The retail inventory method accounting procedure is useful for estimating the value of a store's merchandise. This method calculates a store's total inventory value by taking the total retail value of the items that were originally in inventory, subtracting the total sales, then multiplying that dollar amount by the cost-to-retail ratio (the percentage by which goods are marked up from their wholesale purchase price to their retail sales price).

This method really only provides an approximation of inventory value, however, as some items in a retail store will most likely have been shoplifted, broken or misplaced. Physical inventory valuation must also be performed periodically to ensure the accuracy of inventory estimates.

BREAKING DOWN Retail Inventory Method

The retail inventory method should only be used when there is a clear relationship between the price at which merchandise is purchased from a wholesaler and the price at which it is sold to customers.

Example of the Retail Inventory Method

For example, if a clothing store marks up every item it sells by 100% of the wholesale price, it could accurately use the retail inventory method, but if it marks up some items by 20%, some by 35% and some by 67%, it can be difficult to apply this method with accuracy.

As a crude but elementary inventory valuation method, under certain scenarios, this technique can prove complimentary to occasional detailed inventory counts.
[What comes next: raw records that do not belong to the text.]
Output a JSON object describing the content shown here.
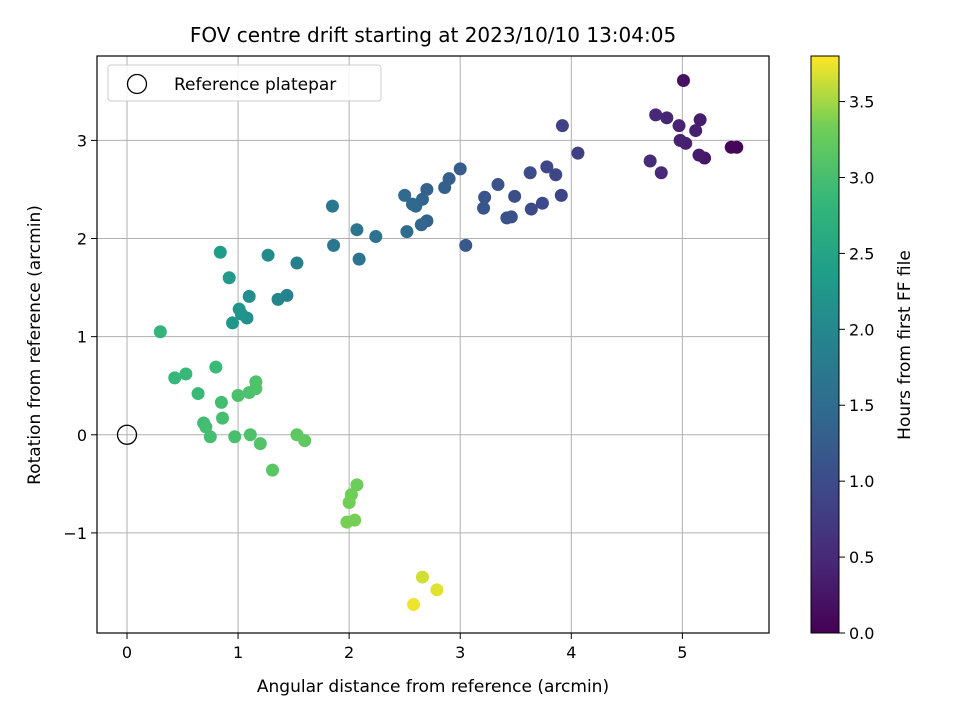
{
  "chart_data": {
    "type": "scatter",
    "title": "FOV centre drift starting at 2023/10/10 13:04:05",
    "xlabel": "Angular distance from reference (arcmin)",
    "ylabel": "Rotation from reference (arcmin)",
    "xlim": [
      -0.27,
      5.78
    ],
    "ylim": [
      -2.02,
      3.86
    ],
    "grid": true,
    "legend": {
      "placement": "top-left",
      "label": "Reference platepar"
    },
    "colorbar": {
      "label": "Hours from first FF file",
      "range": [
        0.0,
        3.8
      ],
      "colormap": "viridis",
      "ticks": [
        "0.0",
        "0.5",
        "1.0",
        "1.5",
        "2.0",
        "2.5",
        "3.0",
        "3.5"
      ],
      "tick_values": [
        0.0,
        0.5,
        1.0,
        1.5,
        2.0,
        2.5,
        3.0,
        3.5
      ]
    },
    "x_ticks": [
      "0",
      "1",
      "2",
      "3",
      "4",
      "5"
    ],
    "x_tick_values": [
      0,
      1,
      2,
      3,
      4,
      5
    ],
    "y_ticks": [
      "−1",
      "0",
      "1",
      "2",
      "3"
    ],
    "y_tick_values": [
      -1,
      0,
      1,
      2,
      3
    ],
    "reference_point": {
      "x": 0,
      "y": 0
    },
    "points": [
      {
        "x": 5.49,
        "y": 2.93,
        "c": 0.03
      },
      {
        "x": 5.44,
        "y": 2.93,
        "c": 0.06
      },
      {
        "x": 5.01,
        "y": 3.61,
        "c": 0.2
      },
      {
        "x": 5.2,
        "y": 2.82,
        "c": 0.25
      },
      {
        "x": 5.15,
        "y": 2.85,
        "c": 0.3
      },
      {
        "x": 5.16,
        "y": 3.21,
        "c": 0.33
      },
      {
        "x": 5.12,
        "y": 3.1,
        "c": 0.36
      },
      {
        "x": 5.03,
        "y": 2.97,
        "c": 0.38
      },
      {
        "x": 4.98,
        "y": 3.0,
        "c": 0.4
      },
      {
        "x": 4.97,
        "y": 3.15,
        "c": 0.42
      },
      {
        "x": 4.86,
        "y": 3.23,
        "c": 0.45
      },
      {
        "x": 4.76,
        "y": 3.26,
        "c": 0.48
      },
      {
        "x": 4.81,
        "y": 2.67,
        "c": 0.5
      },
      {
        "x": 4.71,
        "y": 2.79,
        "c": 0.53
      },
      {
        "x": 4.06,
        "y": 2.87,
        "c": 0.8
      },
      {
        "x": 3.92,
        "y": 3.15,
        "c": 0.85
      },
      {
        "x": 3.91,
        "y": 2.44,
        "c": 0.88
      },
      {
        "x": 3.86,
        "y": 2.65,
        "c": 0.9
      },
      {
        "x": 3.78,
        "y": 2.73,
        "c": 0.93
      },
      {
        "x": 3.74,
        "y": 2.36,
        "c": 0.95
      },
      {
        "x": 3.64,
        "y": 2.3,
        "c": 0.98
      },
      {
        "x": 3.63,
        "y": 2.67,
        "c": 1.0
      },
      {
        "x": 3.49,
        "y": 2.43,
        "c": 1.03
      },
      {
        "x": 3.46,
        "y": 2.22,
        "c": 1.05
      },
      {
        "x": 3.42,
        "y": 2.21,
        "c": 1.08
      },
      {
        "x": 3.34,
        "y": 2.55,
        "c": 1.1
      },
      {
        "x": 3.22,
        "y": 2.42,
        "c": 1.12
      },
      {
        "x": 3.21,
        "y": 2.31,
        "c": 1.15
      },
      {
        "x": 3.05,
        "y": 1.93,
        "c": 1.2
      },
      {
        "x": 3.0,
        "y": 2.71,
        "c": 1.25
      },
      {
        "x": 2.9,
        "y": 2.61,
        "c": 1.28
      },
      {
        "x": 2.86,
        "y": 2.52,
        "c": 1.3
      },
      {
        "x": 2.7,
        "y": 2.5,
        "c": 1.33
      },
      {
        "x": 2.7,
        "y": 2.18,
        "c": 1.35
      },
      {
        "x": 2.66,
        "y": 2.4,
        "c": 1.38
      },
      {
        "x": 2.65,
        "y": 2.14,
        "c": 1.4
      },
      {
        "x": 2.6,
        "y": 2.33,
        "c": 1.42
      },
      {
        "x": 2.57,
        "y": 2.35,
        "c": 1.45
      },
      {
        "x": 2.52,
        "y": 2.07,
        "c": 1.5
      },
      {
        "x": 2.5,
        "y": 2.44,
        "c": 1.47
      },
      {
        "x": 2.24,
        "y": 2.02,
        "c": 1.62
      },
      {
        "x": 2.09,
        "y": 1.79,
        "c": 1.65
      },
      {
        "x": 2.07,
        "y": 2.09,
        "c": 1.68
      },
      {
        "x": 1.86,
        "y": 1.93,
        "c": 1.7
      },
      {
        "x": 1.85,
        "y": 2.33,
        "c": 1.72
      },
      {
        "x": 1.53,
        "y": 1.75,
        "c": 1.85
      },
      {
        "x": 1.44,
        "y": 1.42,
        "c": 1.9
      },
      {
        "x": 1.36,
        "y": 1.38,
        "c": 1.95
      },
      {
        "x": 1.27,
        "y": 1.83,
        "c": 2.05
      },
      {
        "x": 1.1,
        "y": 1.41,
        "c": 2.1
      },
      {
        "x": 1.08,
        "y": 1.19,
        "c": 2.15
      },
      {
        "x": 1.03,
        "y": 1.23,
        "c": 2.2
      },
      {
        "x": 1.01,
        "y": 1.28,
        "c": 2.22
      },
      {
        "x": 0.95,
        "y": 1.14,
        "c": 2.25
      },
      {
        "x": 0.92,
        "y": 1.6,
        "c": 2.3
      },
      {
        "x": 0.84,
        "y": 1.86,
        "c": 2.35
      },
      {
        "x": 0.3,
        "y": 1.05,
        "c": 2.8
      },
      {
        "x": 0.43,
        "y": 0.58,
        "c": 2.85
      },
      {
        "x": 0.53,
        "y": 0.62,
        "c": 2.87
      },
      {
        "x": 0.64,
        "y": 0.42,
        "c": 2.88
      },
      {
        "x": 0.8,
        "y": 0.69,
        "c": 2.9
      },
      {
        "x": 0.69,
        "y": 0.12,
        "c": 2.95
      },
      {
        "x": 0.71,
        "y": 0.08,
        "c": 2.97
      },
      {
        "x": 0.75,
        "y": -0.02,
        "c": 3.0
      },
      {
        "x": 0.85,
        "y": 0.33,
        "c": 2.98
      },
      {
        "x": 0.86,
        "y": 0.17,
        "c": 3.0
      },
      {
        "x": 0.97,
        "y": -0.02,
        "c": 3.02
      },
      {
        "x": 1.0,
        "y": 0.4,
        "c": 3.03
      },
      {
        "x": 1.1,
        "y": 0.43,
        "c": 3.05
      },
      {
        "x": 1.11,
        "y": 0.0,
        "c": 3.05
      },
      {
        "x": 1.16,
        "y": 0.47,
        "c": 3.07
      },
      {
        "x": 1.16,
        "y": 0.54,
        "c": 3.07
      },
      {
        "x": 1.2,
        "y": -0.09,
        "c": 3.1
      },
      {
        "x": 1.31,
        "y": -0.36,
        "c": 3.15
      },
      {
        "x": 1.53,
        "y": 0.0,
        "c": 3.18
      },
      {
        "x": 1.6,
        "y": -0.06,
        "c": 3.2
      },
      {
        "x": 2.07,
        "y": -0.51,
        "c": 3.3
      },
      {
        "x": 2.02,
        "y": -0.61,
        "c": 3.32
      },
      {
        "x": 2.0,
        "y": -0.69,
        "c": 3.33
      },
      {
        "x": 2.05,
        "y": -0.87,
        "c": 3.35
      },
      {
        "x": 1.98,
        "y": -0.89,
        "c": 3.35
      },
      {
        "x": 2.66,
        "y": -1.45,
        "c": 3.65
      },
      {
        "x": 2.79,
        "y": -1.58,
        "c": 3.7
      },
      {
        "x": 2.58,
        "y": -1.73,
        "c": 3.75
      }
    ]
  }
}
Drawbacks of the Retail Inventory Method

The retail inventory method's primary advantage is ease of calculation, but drawbacks include:

  • The retail inventory method is only an estimate. Results can never compete with a physical inventory count.
  • The retail inventory method only works if you have a consistent markup across all products sold.
  • The method assumes that the historical basis for the markup percentage continues into the current period. If the markup was different (as may be caused by an after-holiday sale), then the results of the calculation will be inaccurate.
  • The method does not work if an acquisition has been made, and the acquiree holds large amounts of inventory at a significantly different markup percentage from the rate used by the acquirer.